Saturday, August 2, 2008

Ireland's mystery shearwater revealed

For a few nights each summer since 2004, an unfamiliar seabird has been heard calling from the rocky slopes of Skellig Michael, a dramatic islet off the coast of Ireland's County Kerry (Google Coordinates 51.7689°, -10.5423°). This June the calls were recorded by a visiting film crew headed by Eamon de Buitlear and identified by Killian Mullarney and Magnus Robb (authors of Petrels Night and Day: A Sound Approach Guide) as a male Cory's Shearwater (Calonectris diomedea).

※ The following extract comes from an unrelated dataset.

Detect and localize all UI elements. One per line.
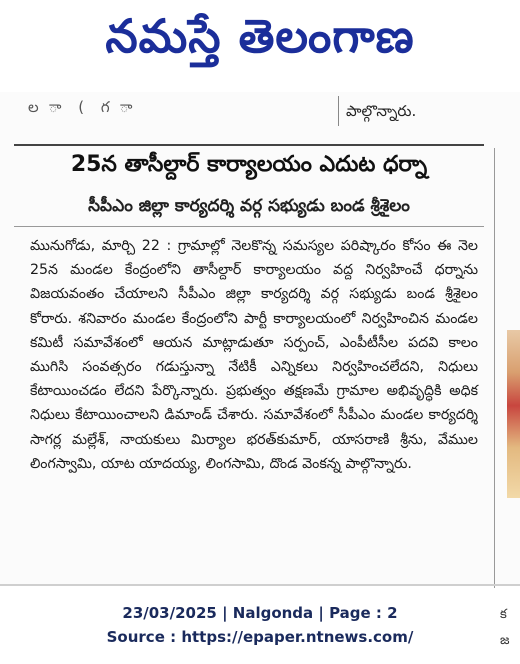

Armed with a tape, Alyn Walsh and Mullarney revisited the site where they successfully caught and ringed the shearwater. The closest known breeding site for Cory’s Shearwater is on the Berlengas Islands, a small archipelago off central Portugal (39.4151°, -9.51258°) some 850 miles south of Skellig Michael. Interestingly, a few pairs of Scopoli's Shearwater nest on the French coast near Bordeaux (Mays, Durand and Gomez 2006 Ornithos 13: 316), a mere 650 miles away.

A UNESCO World Heritage Site, Skellig Michael (Great and Little Skellig) host large colonies of Manx Shearwater Puffinus puffinus, European (British) Storm-Petrel Hydrobates pelagicus, Northern Gannet Morus bassanus, alcids and Red-billed Chough Pyrrhocorax pyrrhocorax.

Will the Skellig Cory's Shearwater return next summer? Will he succeed in luring a mate? Could there be other Cory's or Scopoli's Shearwaters visiting North Atlantic seabird colonies?